Atıklar kaynağında ayrı toplanırsa ithalata gerek kalmayacak
Türkiye’de kişi başı günlük atık üretiminin 1 kg civarında olduğunu kaydeden Dönkasan Genel Müdürü Murat Kayhan Ural ise konuşmasında, geri dönüşümün Türkiye ekonomisi açısından önemine dikkat çekti. Ural, “Yıllık bazda ise 30 milyon ton evsel atık oluşmaktadır. Yıllık olarak oluşan 6 milyon ton ambalaj atığının, yaklaşık 2 milyon tonu kaynağında ayrı toplanabiliyor. Toprağa gömülen ambalaj atığının miktarı ise 4.8 milyon ton. Toprağa gömülen atıkların ekonomik değerine bakarsak; 4 milyar TL’lik bir büyüklük söz konusu. Bu atıkların toplanmasının ve gömülmesinin kamuya maliyeti 1 milyar lira, ülke ekonomisinin yıllık kaybı ise 5 milyar lira. Dolayısıyla eğer ambalaj atıklarını kaynağında toplamayı başarabilirsek yıllık 750 bin tonluk atık kâğıt ithalatına da gerek kalmayacak” görüşünü aktardı.
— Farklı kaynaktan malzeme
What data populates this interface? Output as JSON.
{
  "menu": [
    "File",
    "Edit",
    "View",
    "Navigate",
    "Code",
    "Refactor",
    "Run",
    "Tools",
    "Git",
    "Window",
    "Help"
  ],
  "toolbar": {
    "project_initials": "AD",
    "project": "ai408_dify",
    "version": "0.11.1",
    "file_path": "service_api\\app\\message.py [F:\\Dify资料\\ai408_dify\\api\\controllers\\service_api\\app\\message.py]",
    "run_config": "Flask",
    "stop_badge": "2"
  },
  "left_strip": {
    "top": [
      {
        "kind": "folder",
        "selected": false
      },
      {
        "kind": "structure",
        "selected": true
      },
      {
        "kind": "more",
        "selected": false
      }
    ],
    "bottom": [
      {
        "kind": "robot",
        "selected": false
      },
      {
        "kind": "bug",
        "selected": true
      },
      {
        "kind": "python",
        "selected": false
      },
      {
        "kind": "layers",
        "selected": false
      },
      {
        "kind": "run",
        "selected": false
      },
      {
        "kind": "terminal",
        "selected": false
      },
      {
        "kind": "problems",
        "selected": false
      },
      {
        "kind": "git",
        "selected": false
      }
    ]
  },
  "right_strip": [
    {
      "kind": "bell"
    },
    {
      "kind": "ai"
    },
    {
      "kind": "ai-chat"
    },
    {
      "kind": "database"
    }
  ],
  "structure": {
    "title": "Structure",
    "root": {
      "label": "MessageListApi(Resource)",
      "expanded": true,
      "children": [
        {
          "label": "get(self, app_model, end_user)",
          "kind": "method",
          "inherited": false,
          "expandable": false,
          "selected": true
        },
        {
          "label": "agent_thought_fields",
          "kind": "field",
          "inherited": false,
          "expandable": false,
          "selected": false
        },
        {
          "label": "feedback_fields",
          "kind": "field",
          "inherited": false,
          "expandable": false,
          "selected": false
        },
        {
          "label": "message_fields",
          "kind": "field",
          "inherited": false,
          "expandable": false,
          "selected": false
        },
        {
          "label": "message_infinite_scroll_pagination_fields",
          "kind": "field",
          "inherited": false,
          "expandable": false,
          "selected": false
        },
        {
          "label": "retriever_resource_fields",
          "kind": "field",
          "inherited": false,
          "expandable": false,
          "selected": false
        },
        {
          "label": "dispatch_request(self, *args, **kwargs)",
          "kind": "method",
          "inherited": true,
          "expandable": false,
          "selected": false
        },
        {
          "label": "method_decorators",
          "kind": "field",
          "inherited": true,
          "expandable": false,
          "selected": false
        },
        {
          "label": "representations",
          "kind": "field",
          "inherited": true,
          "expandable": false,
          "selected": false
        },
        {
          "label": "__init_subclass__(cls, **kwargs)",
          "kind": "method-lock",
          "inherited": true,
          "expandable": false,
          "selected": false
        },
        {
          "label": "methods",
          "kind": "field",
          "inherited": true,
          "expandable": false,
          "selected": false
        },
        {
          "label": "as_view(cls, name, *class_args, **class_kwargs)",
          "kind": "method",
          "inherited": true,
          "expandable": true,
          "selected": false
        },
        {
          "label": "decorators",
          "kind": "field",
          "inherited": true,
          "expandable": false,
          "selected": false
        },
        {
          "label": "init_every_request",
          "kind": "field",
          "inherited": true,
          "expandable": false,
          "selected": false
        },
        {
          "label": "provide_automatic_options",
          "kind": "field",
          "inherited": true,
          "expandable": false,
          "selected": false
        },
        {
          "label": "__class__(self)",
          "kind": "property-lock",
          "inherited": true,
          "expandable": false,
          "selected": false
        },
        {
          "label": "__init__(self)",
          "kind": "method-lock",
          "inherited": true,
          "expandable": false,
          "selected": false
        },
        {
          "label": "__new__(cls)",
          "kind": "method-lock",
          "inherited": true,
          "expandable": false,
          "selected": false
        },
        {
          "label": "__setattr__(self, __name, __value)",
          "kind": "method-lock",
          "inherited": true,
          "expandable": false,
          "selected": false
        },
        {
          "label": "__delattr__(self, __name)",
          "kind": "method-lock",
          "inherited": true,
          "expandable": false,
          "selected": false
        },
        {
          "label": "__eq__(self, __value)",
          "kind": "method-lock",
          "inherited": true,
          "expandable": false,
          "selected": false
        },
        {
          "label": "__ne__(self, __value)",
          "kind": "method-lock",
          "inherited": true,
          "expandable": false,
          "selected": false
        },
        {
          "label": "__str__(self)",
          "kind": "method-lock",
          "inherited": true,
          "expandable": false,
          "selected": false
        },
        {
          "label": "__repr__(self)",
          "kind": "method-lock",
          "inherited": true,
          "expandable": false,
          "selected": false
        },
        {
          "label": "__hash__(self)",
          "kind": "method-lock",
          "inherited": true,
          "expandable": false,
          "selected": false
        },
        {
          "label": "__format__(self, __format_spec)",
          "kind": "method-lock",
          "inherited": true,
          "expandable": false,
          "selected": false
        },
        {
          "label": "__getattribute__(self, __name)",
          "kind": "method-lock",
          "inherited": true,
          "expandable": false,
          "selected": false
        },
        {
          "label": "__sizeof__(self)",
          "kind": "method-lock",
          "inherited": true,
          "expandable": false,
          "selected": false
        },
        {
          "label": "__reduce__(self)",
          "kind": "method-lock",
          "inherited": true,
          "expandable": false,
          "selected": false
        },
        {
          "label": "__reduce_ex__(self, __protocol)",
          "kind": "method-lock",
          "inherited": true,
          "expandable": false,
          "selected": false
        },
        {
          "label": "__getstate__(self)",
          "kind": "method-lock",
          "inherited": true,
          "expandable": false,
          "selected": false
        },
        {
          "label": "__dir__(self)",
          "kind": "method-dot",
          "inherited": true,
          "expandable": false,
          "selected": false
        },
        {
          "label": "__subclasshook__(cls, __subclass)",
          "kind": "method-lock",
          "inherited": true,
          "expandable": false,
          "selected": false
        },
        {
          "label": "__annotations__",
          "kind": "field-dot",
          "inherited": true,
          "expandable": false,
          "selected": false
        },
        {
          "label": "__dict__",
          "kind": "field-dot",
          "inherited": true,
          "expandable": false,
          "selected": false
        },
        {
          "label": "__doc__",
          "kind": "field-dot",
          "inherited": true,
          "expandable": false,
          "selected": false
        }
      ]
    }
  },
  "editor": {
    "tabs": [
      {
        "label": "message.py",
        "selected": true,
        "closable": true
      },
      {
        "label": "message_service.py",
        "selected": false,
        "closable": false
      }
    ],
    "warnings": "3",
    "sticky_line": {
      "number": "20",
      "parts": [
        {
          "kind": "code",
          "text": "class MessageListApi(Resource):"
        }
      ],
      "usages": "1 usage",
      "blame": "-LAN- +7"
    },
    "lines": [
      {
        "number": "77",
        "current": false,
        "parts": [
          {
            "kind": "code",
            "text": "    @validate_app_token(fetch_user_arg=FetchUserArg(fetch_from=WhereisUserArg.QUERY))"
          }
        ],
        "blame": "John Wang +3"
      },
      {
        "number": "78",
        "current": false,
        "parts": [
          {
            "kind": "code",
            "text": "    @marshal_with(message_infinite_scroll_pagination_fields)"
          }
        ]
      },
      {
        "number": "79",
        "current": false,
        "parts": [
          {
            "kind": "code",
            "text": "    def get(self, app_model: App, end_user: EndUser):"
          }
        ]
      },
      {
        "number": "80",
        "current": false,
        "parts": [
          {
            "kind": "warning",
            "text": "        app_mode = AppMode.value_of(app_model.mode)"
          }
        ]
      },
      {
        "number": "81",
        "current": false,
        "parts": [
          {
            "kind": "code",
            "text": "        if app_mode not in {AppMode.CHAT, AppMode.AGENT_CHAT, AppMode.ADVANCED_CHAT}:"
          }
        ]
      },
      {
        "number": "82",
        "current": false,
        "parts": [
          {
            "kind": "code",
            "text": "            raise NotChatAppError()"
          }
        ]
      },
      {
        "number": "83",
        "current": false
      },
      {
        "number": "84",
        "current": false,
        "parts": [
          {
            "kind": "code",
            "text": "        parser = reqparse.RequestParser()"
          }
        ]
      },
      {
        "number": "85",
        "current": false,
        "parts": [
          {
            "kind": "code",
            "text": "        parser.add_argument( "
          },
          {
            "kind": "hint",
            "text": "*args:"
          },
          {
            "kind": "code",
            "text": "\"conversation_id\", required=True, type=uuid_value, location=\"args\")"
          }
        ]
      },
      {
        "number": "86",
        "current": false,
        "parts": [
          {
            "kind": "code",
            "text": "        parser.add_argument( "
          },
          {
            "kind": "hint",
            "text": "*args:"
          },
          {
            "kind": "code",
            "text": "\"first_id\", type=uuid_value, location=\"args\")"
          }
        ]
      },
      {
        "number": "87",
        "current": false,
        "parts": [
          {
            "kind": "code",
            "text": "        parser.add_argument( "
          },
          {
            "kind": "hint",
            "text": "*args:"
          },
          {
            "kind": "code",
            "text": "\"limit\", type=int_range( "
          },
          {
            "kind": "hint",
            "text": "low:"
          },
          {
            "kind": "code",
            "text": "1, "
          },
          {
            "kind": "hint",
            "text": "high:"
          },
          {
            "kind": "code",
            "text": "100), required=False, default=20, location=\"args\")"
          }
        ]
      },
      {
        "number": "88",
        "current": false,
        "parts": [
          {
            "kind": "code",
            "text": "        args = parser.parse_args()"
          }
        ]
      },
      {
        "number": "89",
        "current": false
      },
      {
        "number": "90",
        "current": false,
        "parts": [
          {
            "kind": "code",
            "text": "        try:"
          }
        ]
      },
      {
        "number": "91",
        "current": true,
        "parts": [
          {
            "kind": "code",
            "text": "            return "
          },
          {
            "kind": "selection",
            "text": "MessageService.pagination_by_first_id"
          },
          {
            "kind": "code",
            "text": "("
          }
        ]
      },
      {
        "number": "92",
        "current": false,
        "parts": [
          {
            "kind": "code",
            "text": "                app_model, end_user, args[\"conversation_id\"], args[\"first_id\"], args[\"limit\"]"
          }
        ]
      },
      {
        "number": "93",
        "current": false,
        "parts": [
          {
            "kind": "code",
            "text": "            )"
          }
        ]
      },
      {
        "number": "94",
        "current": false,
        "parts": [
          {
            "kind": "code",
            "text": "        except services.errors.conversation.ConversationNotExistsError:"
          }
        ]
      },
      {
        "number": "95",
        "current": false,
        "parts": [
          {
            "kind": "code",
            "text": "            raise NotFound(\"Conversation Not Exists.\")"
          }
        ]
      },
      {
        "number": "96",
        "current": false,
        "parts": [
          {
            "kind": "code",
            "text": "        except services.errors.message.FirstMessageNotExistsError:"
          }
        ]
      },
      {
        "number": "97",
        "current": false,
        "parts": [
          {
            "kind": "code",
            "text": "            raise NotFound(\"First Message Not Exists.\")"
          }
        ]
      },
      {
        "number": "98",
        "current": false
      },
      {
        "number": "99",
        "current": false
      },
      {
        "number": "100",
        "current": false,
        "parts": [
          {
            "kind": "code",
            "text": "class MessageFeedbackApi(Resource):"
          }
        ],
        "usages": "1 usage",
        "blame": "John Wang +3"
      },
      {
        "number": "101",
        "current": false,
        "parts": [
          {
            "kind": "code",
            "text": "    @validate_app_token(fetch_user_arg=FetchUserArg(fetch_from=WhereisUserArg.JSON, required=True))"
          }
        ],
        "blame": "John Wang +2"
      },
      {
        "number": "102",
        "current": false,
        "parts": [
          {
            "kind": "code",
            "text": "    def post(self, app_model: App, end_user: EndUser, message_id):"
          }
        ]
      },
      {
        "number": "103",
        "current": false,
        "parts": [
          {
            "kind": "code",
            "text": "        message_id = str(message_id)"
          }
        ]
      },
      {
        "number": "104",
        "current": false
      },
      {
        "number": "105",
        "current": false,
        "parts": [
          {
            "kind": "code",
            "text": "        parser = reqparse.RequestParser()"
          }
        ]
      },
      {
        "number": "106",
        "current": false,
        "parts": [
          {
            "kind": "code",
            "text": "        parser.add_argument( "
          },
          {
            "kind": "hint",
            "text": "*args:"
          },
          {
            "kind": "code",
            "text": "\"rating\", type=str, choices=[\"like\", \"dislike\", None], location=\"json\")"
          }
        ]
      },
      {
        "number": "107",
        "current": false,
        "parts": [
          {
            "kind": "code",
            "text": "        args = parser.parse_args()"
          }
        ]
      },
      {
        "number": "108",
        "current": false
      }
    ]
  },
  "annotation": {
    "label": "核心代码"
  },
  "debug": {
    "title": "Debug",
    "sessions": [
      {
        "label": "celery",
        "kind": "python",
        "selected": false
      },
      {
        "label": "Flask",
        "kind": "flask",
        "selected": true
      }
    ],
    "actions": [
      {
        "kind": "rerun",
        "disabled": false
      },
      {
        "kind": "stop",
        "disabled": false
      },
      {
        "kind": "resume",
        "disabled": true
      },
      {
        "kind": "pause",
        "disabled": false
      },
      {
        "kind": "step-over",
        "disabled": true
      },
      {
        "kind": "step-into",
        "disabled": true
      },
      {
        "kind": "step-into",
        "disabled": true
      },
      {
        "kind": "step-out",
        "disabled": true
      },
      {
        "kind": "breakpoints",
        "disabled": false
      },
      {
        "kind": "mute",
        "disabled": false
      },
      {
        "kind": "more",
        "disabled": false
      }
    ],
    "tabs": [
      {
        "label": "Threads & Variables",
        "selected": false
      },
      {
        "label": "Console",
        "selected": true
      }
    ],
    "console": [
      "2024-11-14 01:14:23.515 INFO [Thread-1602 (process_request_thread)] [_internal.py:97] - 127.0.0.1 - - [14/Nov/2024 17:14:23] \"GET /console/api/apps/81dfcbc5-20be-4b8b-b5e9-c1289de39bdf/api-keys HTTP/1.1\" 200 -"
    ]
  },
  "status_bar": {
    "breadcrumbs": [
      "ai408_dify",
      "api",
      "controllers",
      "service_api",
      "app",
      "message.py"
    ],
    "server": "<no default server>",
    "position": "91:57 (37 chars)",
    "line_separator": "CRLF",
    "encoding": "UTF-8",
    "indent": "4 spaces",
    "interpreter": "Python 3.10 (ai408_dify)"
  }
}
İBB Gıda Tarım ve Hayvancılık Daire Başkanı Bayram Ali Çakıroğlu da konuşmasında, dünyada gıdada kayıp ve zayiatın 1.3 milyar ton olduğunu, bunun maddi karşılığının ise 1 trilyon doları bulduğuna işaret etti. Türkiye’de ise en büyük kaybın yüzde 48 ile meyve ve sebzede gerçekleştiğine işaret eden Çakıroğlu, “Gıdadaki zayiat oranı, ister istemez maliyet olarak piyasaya sürülen ürünün etiketine yansıyor. Gümrük ve Ticaret Bakanlığı tarafından hazırlanan yeni Hal Yasası ile taşımadan kaynaklanan bu zayiatın en aza indirilmesini hedefliyoruz” dedi.
OMÜD Hakkında
Oluklu Mukavva Üreticileri Derneği kısa adı ile OMÜD, 30 Eylül 1987 tarihinde ambalaj sektöründe ilk meslek kuruluşu olarak Türkiye oluklu mukavva sanayicilerini temsil etmek üzere kuruldu. OMÜD’ün kuruluş amacı; tüm ambalaj sektörünün üçte birini oluşturan oluklu mukavva ambalajının tanıtımını sağlayarak, kullanımını arttırmak, oluklu mukavvanın hijyenik, sürdürülebilir ve en çevre dostu ambalaj malzemesi olduğunu tanıtmak, üretim ve kullanımında standartlar oluşturup geliştirmek, ülkeler arası teknik bilgi ve deneyimlerin paylaşılmasını sağlamaktır. Dernek kuruluşundan iki yıl sonra 1989’da FEFCO’ya (Avrupa Oluklu Mukavva Sanayicileri Konfederasyonu) üye olarak kabul edilmiştir. 1996 yılında dernek isim değişikliğine giderek “Oluklu Mukavva Sanayicileri Derneği” ismini aldı. OMÜD’e 74 asıl ve 45 sempati üyesi kayıtlıdır. Asıl üyeler, toplam satışların % 75’ini gerçekleştiren 31 şirketi temsil etmektedir. Dernek, Ambalaj Dernekleri Federasyonu kurucu üyesidir. OMÜD üyeleri aynı zamanda; TOBB Ambalaj Meclisi ve Kâğıt Meclislerinin de üyesidir.